Der Antrag auf Zulassung der Berufung bleibt erfolglos. Die Berufung ist nicht wegen der geltend gemachten grundsätzlichen Bedeutung der Rechtssache (§ 78 Abs. 3 Nr. 1 AsylG) oder eines Verfahrensmangels (§ 78 Abs. 3 Nr. 3 AsylG) zuzulassen.
1. Die Berufung ist nicht wegen grundsätzlicher Bedeutung der Rechtssache zuzulassen (§ 78 Abs. 3 Nr. 1 AsylG).
Die Zulassung der Berufung wegen grundsätzlicher Bedeutung der Rechtssache setzt voraus, dass eine konkrete noch nicht geklärte Rechts- oder Tatsachenfrage aufgeworfen wird, deren Beantwortung sowohl für die Entscheidung des Verwaltungsgerichts von Bedeutung war als auch für die Entscheidung im Berufungsverfahren erheblich sein wird und die über den konkreten Fall hinaus wesentliche Bedeutung für die einheitliche Anwendung oder für die Weiterentwicklung des Rechts hat.

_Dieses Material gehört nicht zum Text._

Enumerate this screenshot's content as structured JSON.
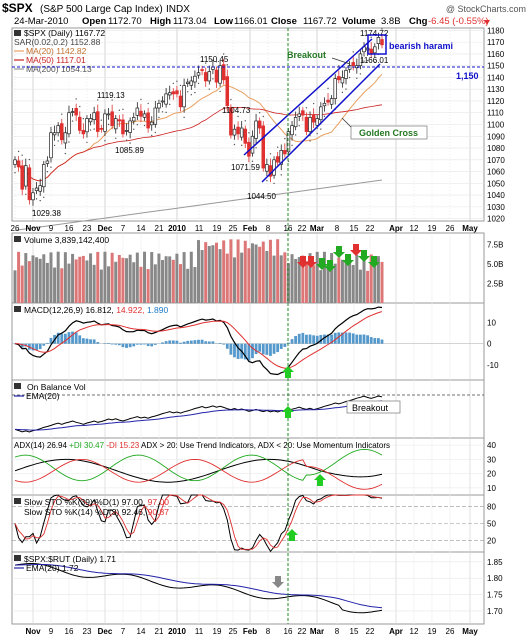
{
  "header": {
    "symbol": "$SPX",
    "name": "(S&P 500 Large Cap Index)",
    "exchange": "INDX",
    "credit": "@ StockCharts.com",
    "date": "24-Mar-2010",
    "open_label": "Open",
    "open": "1172.70",
    "high_label": "High",
    "high": "1173.04",
    "low_label": "Low",
    "low": "1166.01",
    "close_label": "Close",
    "close": "1167.72",
    "volume_label": "Volume",
    "volume": "3.8B",
    "chg_label": "Chg",
    "chg": "-6.45 (-0.55%)"
  },
  "colors": {
    "up": "#222222",
    "down": "#e03030",
    "ma20": "#e8a060",
    "ma50": "#cc2020",
    "ma200": "#999999",
    "annot": "#1010cc",
    "green": "#22aa22",
    "pane_border": "#999999"
  },
  "price_panel": {
    "legend": [
      "$SPX (Daily) 1167.72",
      "SAR(0.02,0.2) 1152.88",
      "MA(20) 1142.82",
      "MA(50) 1117.01",
      "MA(200) 1054.13"
    ],
    "y_ticks": [
      "1020",
      "1030",
      "1040",
      "1050",
      "1060",
      "1070",
      "1080",
      "1090",
      "1100",
      "1110",
      "1120",
      "1130",
      "1140",
      "1150",
      "1160",
      "1170",
      "1180"
    ],
    "ylim": [
      1018,
      1182
    ],
    "extrema_labels": [
      "1029.38",
      "1119.13",
      "1085.89",
      "1150.45",
      "1104.73",
      "1071.59",
      "1044.50",
      "1174.72",
      "1166.01"
    ],
    "annotations": {
      "breakout": "Breakout",
      "bearish": "bearish harami",
      "level": "1,150",
      "golden": "Golden Cross"
    }
  },
  "volume_panel": {
    "legend": "Volume 3,839,142,400",
    "y_ticks": [
      "2.5B",
      "5.0B",
      "7.5B"
    ]
  },
  "macd_panel": {
    "legend_name": "MACD(12,26,9)",
    "legend_macd": "16.812,",
    "legend_signal": "14.922,",
    "legend_hist": "1.890",
    "y_ticks": [
      "10",
      "0",
      "-10"
    ]
  },
  "obv_panel": {
    "legend": "On Balance Vol",
    "legend2": "EMA(20)",
    "breakout": "Breakout"
  },
  "adx_panel": {
    "legend_adx": "ADX(14) 26.94",
    "legend_pdi": "+DI 30.47",
    "legend_mdi": "-DI 15.23",
    "legend_note": "ADX > 20: Use Trend Indicators, ADX < 20: Use Momentum Indicators",
    "y_ticks": [
      "10",
      "20",
      "30",
      "40"
    ]
  },
  "sto_panel": {
    "legend1_name": "Slow STO %K(39) %D(1)",
    "legend1_k": "97.00,",
    "legend1_d": "97.00",
    "legend2_name": "Slow STO %K(14) %D(3)",
    "legend2_k": "92.46,",
    "legend2_d": "90.87",
    "y_ticks": [
      "20",
      "50",
      "80"
    ]
  },
  "ratio_panel": {
    "legend": "$SPX:$RUT (Daily) 1.71",
    "legend2": "EMA(20) 1.72",
    "y_ticks": [
      "1.70",
      "1.75",
      "1.80",
      "1.85"
    ]
  },
  "x_axis": {
    "top_labels": [
      "26",
      "Nov",
      "9",
      "16",
      "23",
      "Dec",
      "7",
      "14",
      "21",
      "2010",
      "11",
      "19",
      "25",
      "Feb",
      "8",
      "16",
      "22",
      "Mar",
      "8",
      "15",
      "22",
      "Apr",
      "12",
      "19",
      "26",
      "May"
    ],
    "bottom_labels": [
      "Nov",
      "9",
      "16",
      "23",
      "Dec",
      "7",
      "14",
      "21",
      "2010",
      "11",
      "19",
      "25",
      "Feb",
      "8",
      "16",
      "22",
      "Mar",
      "8",
      "15",
      "22",
      "Apr",
      "12",
      "19",
      "26",
      "May"
    ]
  },
  "chart_data": {
    "type": "candlestick",
    "title": "$SPX (S&P 500 Large Cap Index) INDX",
    "dates": [
      "Oct 26",
      "Oct 27",
      "Oct 28",
      "Oct 29",
      "Oct 30",
      "Nov 2",
      "Nov 3",
      "Nov 4",
      "Nov 5",
      "Nov 6",
      "Nov 9",
      "Nov 10",
      "Nov 11",
      "Nov 12",
      "Nov 13",
      "Nov 16",
      "Nov 17",
      "Nov 18",
      "Nov 19",
      "Nov 20",
      "Nov 23",
      "Nov 24",
      "Nov 25",
      "Nov 27",
      "Nov 30",
      "Dec 1",
      "Dec 2",
      "Dec 3",
      "Dec 4",
      "Dec 7",
      "Dec 8",
      "Dec 9",
      "Dec 10",
      "Dec 11",
      "Dec 14",
      "Dec 15",
      "Dec 16",
      "Dec 17",
      "Dec 18",
      "Dec 21",
      "Dec 22",
      "Dec 23",
      "Dec 24",
      "Dec 28",
      "Dec 29",
      "Dec 30",
      "Dec 31",
      "Jan 4",
      "Jan 5",
      "Jan 6",
      "Jan 7",
      "Jan 8",
      "Jan 11",
      "Jan 12",
      "Jan 13",
      "Jan 14",
      "Jan 15",
      "Jan 19",
      "Jan 20",
      "Jan 21",
      "Jan 22",
      "Jan 25",
      "Jan 26",
      "Jan 27",
      "Jan 28",
      "Jan 29",
      "Feb 1",
      "Feb 2",
      "Feb 3",
      "Feb 4",
      "Feb 5",
      "Feb 8",
      "Feb 9",
      "Feb 10",
      "Feb 11",
      "Feb 12",
      "Feb 16",
      "Feb 17",
      "Feb 18",
      "Feb 19",
      "Feb 22",
      "Feb 23",
      "Feb 24",
      "Feb 25",
      "Feb 26",
      "Mar 1",
      "Mar 2",
      "Mar 3",
      "Mar 4",
      "Mar 5",
      "Mar 8",
      "Mar 9",
      "Mar 10",
      "Mar 11",
      "Mar 12",
      "Mar 15",
      "Mar 16",
      "Mar 17",
      "Mar 18",
      "Mar 19",
      "Mar 22",
      "Mar 23",
      "Mar 24"
    ],
    "close": [
      1070,
      1064,
      1045,
      1065,
      1036,
      1042,
      1046,
      1048,
      1066,
      1069,
      1093,
      1093,
      1099,
      1087,
      1093,
      1110,
      1111,
      1108,
      1095,
      1092,
      1105,
      1105,
      1110,
      1094,
      1096,
      1109,
      1109,
      1099,
      1105,
      1103,
      1092,
      1095,
      1103,
      1106,
      1114,
      1107,
      1109,
      1097,
      1102,
      1114,
      1118,
      1120,
      1126,
      1127,
      1126,
      1126,
      1115,
      1133,
      1136,
      1137,
      1141,
      1144,
      1146,
      1137,
      1145,
      1149,
      1136,
      1150,
      1138,
      1116,
      1091,
      1096,
      1092,
      1097,
      1084,
      1073,
      1090,
      1103,
      1097,
      1063,
      1066,
      1056,
      1070,
      1068,
      1078,
      1075,
      1094,
      1099,
      1106,
      1109,
      1108,
      1094,
      1106,
      1102,
      1105,
      1115,
      1118,
      1119,
      1122,
      1139,
      1138,
      1140,
      1146,
      1150,
      1150,
      1150,
      1160,
      1166,
      1165,
      1160,
      1166,
      1174,
      1167.72
    ],
    "ylim": [
      1018,
      1182
    ],
    "volume_ylim_B": [
      0,
      9
    ],
    "macd_ylim": [
      -17,
      19
    ],
    "adx_ylim": [
      5,
      45
    ],
    "sto_ylim": [
      0,
      100
    ],
    "ratio_ylim": [
      1.66,
      1.88
    ]
  }
}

Zur Darlegung dieses Zulassungsgrundes ist eine Frage auszuformulieren und substantiiert anzuführen, warum sie für klärungsbedürftig und entscheidungserheblich (klärungsfähig) gehalten und aus welchen Gründen ihr Bedeutung über den Einzelfall hinaus zugemessen wird (vgl. BayVGH, B.v. 4.5.2021 – 9 ZB 21.30485 – juris Rn. 4). Dem wird das Zulassungsvorbringen nicht gerecht.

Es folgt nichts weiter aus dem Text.